Three years after Louisiana opened what it touted as a kinder, gentler model of juvenile rehabilitation, its new approach to juvenile justice after decades of criticism of its harsh system has turned into another unruly, understaffed mess, The Advocate reports. The Acadiana Center for Youth in Bunkie, La., has been the scene of large-scale fights and other disorder, according to hundreds of pages of incident reports over the course of a year. “The vision for the Acadiana Center for Youth…was that it would be a place where people from all over the country could come see how Louisiana was doing juvenile justice, because we were going to get it right," said Mary Livers, former head of the Office of Juvenile Justice from 2008 to 2016. "We’re, sadly, far from that today.”

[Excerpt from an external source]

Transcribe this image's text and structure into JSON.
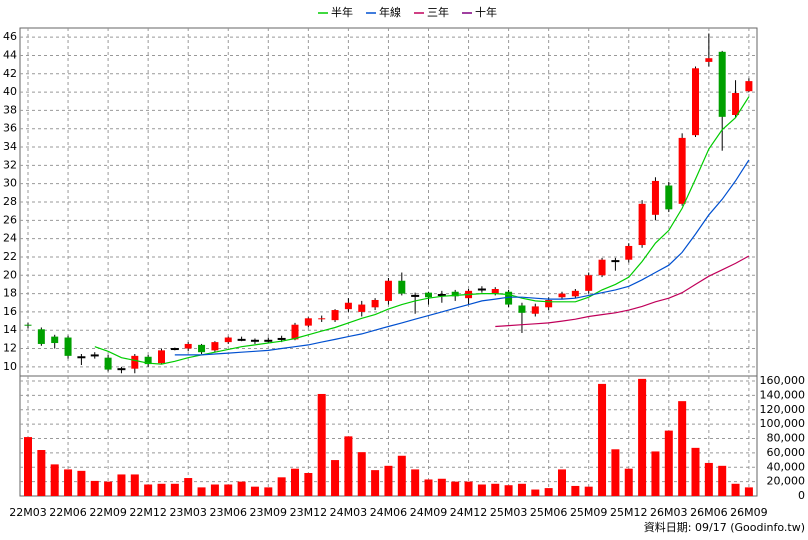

Acadiana was designed to look and operate more like a school than a prison, following the Missouri Model of rehabilitation. OJJ's current head, Bill Sommers, said Acadiana and other youth jails in the system need more resources for security and services. He cited plans to beef up security at Acadiana, but refused to answer questions about particular incidents. In one July 2021 incident, teens from two dormitories fought with shanks in a hallway. Months later, some traveled through a ceiling to attack a rival dorm. Again and again, staff uncovered homemade weapons, tattoo guns and cigarette lighters, among other contraband. Reports show many days when school was canceled because there weren't enough staffers, or things had just gotten too unruly. One state legislator critical of Acadiana, which is in her district, said "rehabilitation isn't the focus. Survival is the focus."